In this vast, complex network of trading activities, shares of companies are bought and sol🎐d, protected by laws against fraud and other unfair trading practices. The stock market plays a crucial role in modern economies by enabling money to move between investors and companies.
People purchase stocks for a lot of reasons. Some hold onto shares, looking for income from dividends. Others look for low-priced stocks that are likely to gain value, so that they can sell at a profit. Still, others might be interested in having a say in how particular companies are run. That’s because you can vote at shareholder meetings based on the number of shares yꦏou own.
Owning shares gives you the right to part of the company's profits, often paid as dividends, and sometimes the right to vote on company matters.
Sometimes the best way to see how something works is to look at its parts. In that light, let's review the major elements of the stock market, from the companies selling shares to stocks to exchanges to the indexes that give us a snapshot of the stock market's health:
What Are Public Companies?
Not all companies can offer stock to the public. In the U.S., only companies that are registered with the SEC can sell their shares on a public exchange like the NYSE or Nasdaq. These companies mus🌟t meet stringent regulations and financial disclosure laws.
The traditional route to going public is via an 澳洲幸运5官方开奖结果体彩网:initial public offering (IPO). In the 2020s, 澳洲幸运5官方开奖结果体彩网:special pu🐓rpose acquisition companies (SPACs) have emerged as an alternative route for 澳洲幸运5官方开奖结果体彩网:going public.
The 澳洲幸运5官方开奖结果体彩网:primary market consists of those who buy their shares directly from the company, such as early investors, company insiders, and, for companies going public, financial 澳洲幸运5官方开奖结果体彩网:underwriters. It also includes 澳洲幸运5官方开奖结果体彩网:private placements,🙈 where a company sells its shares directly to investors without going through the registration process.
Once a company goes public, its stock can be traded in the secondary market via exchanges or "over the counter." More than 58,000 companies worldwide are publicly traded today.
Stocks: Buying and Selling Shares
When you buy a stock or a share, you're getting a piece of that company. How much of the company you own depends on the number of shares the company has issued and the number of shares you own.
If it's a small, private company, a single share could represent a large part of the company. Major public companies often have millions, even billions, of shares. For example, Apple Inc. (AAPL) has billions of shares in circulation, so a single share is just a tiꦐny fraction of the company.

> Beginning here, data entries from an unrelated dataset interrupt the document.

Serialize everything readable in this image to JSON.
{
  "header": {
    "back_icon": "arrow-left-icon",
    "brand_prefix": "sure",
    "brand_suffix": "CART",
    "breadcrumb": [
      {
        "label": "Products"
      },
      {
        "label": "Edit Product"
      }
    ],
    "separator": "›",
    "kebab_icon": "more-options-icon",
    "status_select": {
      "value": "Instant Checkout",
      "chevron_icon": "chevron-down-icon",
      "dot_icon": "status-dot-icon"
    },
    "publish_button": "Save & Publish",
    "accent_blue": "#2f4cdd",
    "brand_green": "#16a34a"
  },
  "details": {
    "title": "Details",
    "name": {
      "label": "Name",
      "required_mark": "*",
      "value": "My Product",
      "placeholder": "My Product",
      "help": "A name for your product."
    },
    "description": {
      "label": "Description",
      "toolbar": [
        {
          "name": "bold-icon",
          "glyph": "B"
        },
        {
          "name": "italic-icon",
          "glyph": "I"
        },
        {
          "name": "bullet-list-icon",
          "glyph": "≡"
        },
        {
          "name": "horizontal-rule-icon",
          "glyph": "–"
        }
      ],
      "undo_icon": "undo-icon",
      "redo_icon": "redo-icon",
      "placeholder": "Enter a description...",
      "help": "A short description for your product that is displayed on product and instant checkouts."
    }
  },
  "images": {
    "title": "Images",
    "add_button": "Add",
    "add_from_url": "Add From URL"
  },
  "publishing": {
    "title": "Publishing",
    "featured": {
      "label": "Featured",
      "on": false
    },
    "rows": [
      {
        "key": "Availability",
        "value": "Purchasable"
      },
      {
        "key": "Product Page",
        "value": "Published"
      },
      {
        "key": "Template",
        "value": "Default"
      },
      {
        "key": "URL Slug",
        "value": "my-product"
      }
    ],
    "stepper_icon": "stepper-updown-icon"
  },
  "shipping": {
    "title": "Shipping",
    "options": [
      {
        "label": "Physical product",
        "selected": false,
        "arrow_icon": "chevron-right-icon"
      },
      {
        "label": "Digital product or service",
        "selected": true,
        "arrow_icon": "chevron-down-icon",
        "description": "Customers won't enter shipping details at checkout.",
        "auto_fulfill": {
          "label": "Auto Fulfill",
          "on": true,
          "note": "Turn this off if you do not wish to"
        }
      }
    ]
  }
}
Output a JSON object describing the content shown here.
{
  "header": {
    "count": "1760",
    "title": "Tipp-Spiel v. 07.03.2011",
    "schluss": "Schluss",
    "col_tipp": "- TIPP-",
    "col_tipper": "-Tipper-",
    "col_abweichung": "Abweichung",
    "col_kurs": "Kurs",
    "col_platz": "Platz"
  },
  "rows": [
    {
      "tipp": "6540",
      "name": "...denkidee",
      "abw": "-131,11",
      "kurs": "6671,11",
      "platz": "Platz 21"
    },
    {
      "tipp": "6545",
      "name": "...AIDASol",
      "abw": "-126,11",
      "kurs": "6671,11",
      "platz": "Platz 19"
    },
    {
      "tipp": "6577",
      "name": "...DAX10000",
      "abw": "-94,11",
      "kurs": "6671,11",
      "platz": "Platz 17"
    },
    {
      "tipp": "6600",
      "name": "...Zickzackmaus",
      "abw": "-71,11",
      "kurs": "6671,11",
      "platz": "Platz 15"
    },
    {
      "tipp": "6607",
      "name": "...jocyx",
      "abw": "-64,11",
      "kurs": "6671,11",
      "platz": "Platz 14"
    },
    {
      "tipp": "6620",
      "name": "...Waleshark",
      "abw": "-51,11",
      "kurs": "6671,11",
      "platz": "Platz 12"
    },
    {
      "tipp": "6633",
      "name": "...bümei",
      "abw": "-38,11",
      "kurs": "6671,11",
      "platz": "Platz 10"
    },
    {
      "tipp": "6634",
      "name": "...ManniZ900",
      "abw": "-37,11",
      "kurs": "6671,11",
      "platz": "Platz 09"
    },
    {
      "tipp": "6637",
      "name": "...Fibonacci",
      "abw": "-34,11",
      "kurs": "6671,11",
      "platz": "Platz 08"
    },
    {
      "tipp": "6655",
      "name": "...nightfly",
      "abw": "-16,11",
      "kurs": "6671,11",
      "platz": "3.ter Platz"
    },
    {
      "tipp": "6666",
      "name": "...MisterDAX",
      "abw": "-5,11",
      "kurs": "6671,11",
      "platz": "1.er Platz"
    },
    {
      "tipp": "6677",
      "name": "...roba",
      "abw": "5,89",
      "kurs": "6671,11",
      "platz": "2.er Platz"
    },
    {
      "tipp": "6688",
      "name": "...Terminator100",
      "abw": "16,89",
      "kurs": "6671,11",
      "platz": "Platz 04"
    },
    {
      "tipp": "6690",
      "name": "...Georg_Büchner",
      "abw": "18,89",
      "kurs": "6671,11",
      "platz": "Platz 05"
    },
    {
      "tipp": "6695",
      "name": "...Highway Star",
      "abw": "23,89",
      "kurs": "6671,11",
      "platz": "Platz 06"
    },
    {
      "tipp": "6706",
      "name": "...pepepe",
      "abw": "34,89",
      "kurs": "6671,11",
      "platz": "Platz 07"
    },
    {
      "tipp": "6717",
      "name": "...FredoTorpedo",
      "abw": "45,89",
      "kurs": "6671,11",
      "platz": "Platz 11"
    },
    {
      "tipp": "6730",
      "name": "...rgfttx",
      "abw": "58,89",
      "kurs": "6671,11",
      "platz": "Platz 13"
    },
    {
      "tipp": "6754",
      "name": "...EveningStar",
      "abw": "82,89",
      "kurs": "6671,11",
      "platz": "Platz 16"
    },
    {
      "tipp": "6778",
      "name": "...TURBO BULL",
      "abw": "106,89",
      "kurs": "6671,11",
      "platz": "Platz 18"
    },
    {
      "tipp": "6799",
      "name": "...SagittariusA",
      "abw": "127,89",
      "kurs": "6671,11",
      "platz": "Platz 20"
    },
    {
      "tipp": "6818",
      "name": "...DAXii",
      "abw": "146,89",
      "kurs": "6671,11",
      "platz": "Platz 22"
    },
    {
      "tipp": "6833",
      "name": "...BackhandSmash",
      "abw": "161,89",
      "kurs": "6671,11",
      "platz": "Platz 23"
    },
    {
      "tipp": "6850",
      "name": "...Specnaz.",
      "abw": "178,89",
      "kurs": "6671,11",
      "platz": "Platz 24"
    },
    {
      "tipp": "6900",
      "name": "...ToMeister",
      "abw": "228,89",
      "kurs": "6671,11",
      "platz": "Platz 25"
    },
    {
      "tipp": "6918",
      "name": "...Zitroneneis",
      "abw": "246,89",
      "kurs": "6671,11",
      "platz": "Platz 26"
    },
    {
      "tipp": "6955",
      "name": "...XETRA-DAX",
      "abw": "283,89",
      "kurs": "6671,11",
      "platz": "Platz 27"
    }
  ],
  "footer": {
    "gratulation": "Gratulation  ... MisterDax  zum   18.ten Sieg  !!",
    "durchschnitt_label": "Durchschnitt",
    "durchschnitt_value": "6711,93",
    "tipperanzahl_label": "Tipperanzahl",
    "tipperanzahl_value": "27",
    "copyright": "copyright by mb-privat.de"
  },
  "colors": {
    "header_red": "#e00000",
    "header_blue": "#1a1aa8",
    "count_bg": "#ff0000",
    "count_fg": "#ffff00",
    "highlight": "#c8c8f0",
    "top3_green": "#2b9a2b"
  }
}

The price of a stock changes based on the demand for shares from new investors who want to buy, or the supply of shares from existing investors who want to sell. Not every investor makes decisions based on the same criteria, and what might seem like a high price to one investor is a bargain to another. This dynamic keeps shares trading hands and makes future prices difficult to predict.
What Is a Stock Exchange?
Once a company goes public, its shares can be traded freely on the stock market. This means that investors can ꧂buy and sell shares among themselves. Most trading occurs on stock exchanges, although there are other venues for trading.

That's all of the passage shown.